Fiction ~ novel
Published 1903
Approx. 100,000 words
(First read 12/06/2013)
I
came to this one completely blind, with no idea what it was about or
what to expect. I'd put it in the 'romantic melodrama' category, though
obviously, EFB being EFB, the melodrama is pretty low-key, and the
romance is ... well, it's the EFB version of romance. But this is too
dismissive: there's actually a surprising amount of content in
it. What it contains is quite a lot of social commentary on life as it
was led by the super-rich of England and the United States at the turn
of the 20th century.
Benson is particularly scathing about the latter,
with their vulgarity, their lack of any kind of home-grown culture,
their ostentation, and their relentless pursuit of wealth at any cost.
(The relentless city of the title is, presumably, New York, though
little of the action actually takes place there.) But their English
counterparts scarcely fare much better: EFB's assassination of them is
less blatant ~ and perhaps just a shade involuntary ~ but
nonetheless he makes a very thorough job of depicting them as vacuous,
shiftless, incredibly snobbish and complacent and, it has to be said,
downright decadent.
While the Americans career about at
breakneck speed in their pursuit of amusement, the English merely drift
about in their maze of country houses and croquet trying their utmost
not to die of boredom. Come to think of it, that's really the only
content there is ~ but there's a goodly portion of it. On the whole I
think the Americans come out of it best in the final analysis: Mr &
Mrs Palmer, and the charming villain Bilton are undoubtedly grotesques,
but they are at least characters; Palmer fille is a
failure for the usual EFB reason. The main English characters, by
contrast, are stock cardboard-cutout paragons of virtue and/or
chinlessness, with the exception of Mrs Emsworth (who is, after all, an actress
so understandably thespoid and wicked), and the minor character Judy
who, unless I was reading it wrong, actually has a sense of humour.
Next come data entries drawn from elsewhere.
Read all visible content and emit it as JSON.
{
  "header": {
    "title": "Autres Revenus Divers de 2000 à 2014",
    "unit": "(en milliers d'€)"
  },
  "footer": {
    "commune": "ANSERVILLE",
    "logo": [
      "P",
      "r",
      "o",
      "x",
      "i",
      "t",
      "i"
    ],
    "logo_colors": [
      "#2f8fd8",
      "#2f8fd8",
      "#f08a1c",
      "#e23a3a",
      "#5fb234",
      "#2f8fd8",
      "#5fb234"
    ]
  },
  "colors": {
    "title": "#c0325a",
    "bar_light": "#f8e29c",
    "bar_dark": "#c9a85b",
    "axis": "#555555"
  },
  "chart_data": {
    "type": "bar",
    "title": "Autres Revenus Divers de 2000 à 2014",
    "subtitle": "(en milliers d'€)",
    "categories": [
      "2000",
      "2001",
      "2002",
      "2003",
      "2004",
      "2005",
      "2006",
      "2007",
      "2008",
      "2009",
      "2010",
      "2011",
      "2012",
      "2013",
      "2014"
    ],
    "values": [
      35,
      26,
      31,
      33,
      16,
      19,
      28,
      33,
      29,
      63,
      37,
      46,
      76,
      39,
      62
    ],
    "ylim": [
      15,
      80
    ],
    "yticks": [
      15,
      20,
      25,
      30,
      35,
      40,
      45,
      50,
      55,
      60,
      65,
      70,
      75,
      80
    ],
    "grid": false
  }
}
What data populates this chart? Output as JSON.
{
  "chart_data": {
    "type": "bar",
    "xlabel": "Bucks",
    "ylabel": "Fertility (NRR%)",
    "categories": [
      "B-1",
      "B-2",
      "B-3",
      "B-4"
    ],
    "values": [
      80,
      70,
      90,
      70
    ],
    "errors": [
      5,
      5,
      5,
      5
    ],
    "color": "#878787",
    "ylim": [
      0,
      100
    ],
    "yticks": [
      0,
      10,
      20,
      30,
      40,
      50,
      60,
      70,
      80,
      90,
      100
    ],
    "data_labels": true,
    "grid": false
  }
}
Oh but the plot! ~ this, as always, is best left not too closely examined. Suffice it to say here that The Relentless City
contains what must surely be the silliest, flimsiest, and most
inexplicably motiveless exercise in blackmail ever put to print. Of
course, this being E. F. Benson, the perpetrator (Bilton: American;
well, blackmail is so un-British) receives his comeuppance for
such a dastardly crime. "Social ostracism, is it, Ewie?" No, not
that. "Business failure, then?" No, not that either. "A crippling
illness, maybe?" No, but you're getting warmer. Oh I'll just tell you,
shall I? ~ the 'justice' handed out to the blackmailer is a horrible,
violent, untimely death.
"Ah right ... okayyyy."
Verdict:
Quite good fun, in a masochistic kind of way. It's a lot less ploddy
than the usual fare: hardly 'action-packed' but still with a fair bit of
stuff happening. And a bit of comedy.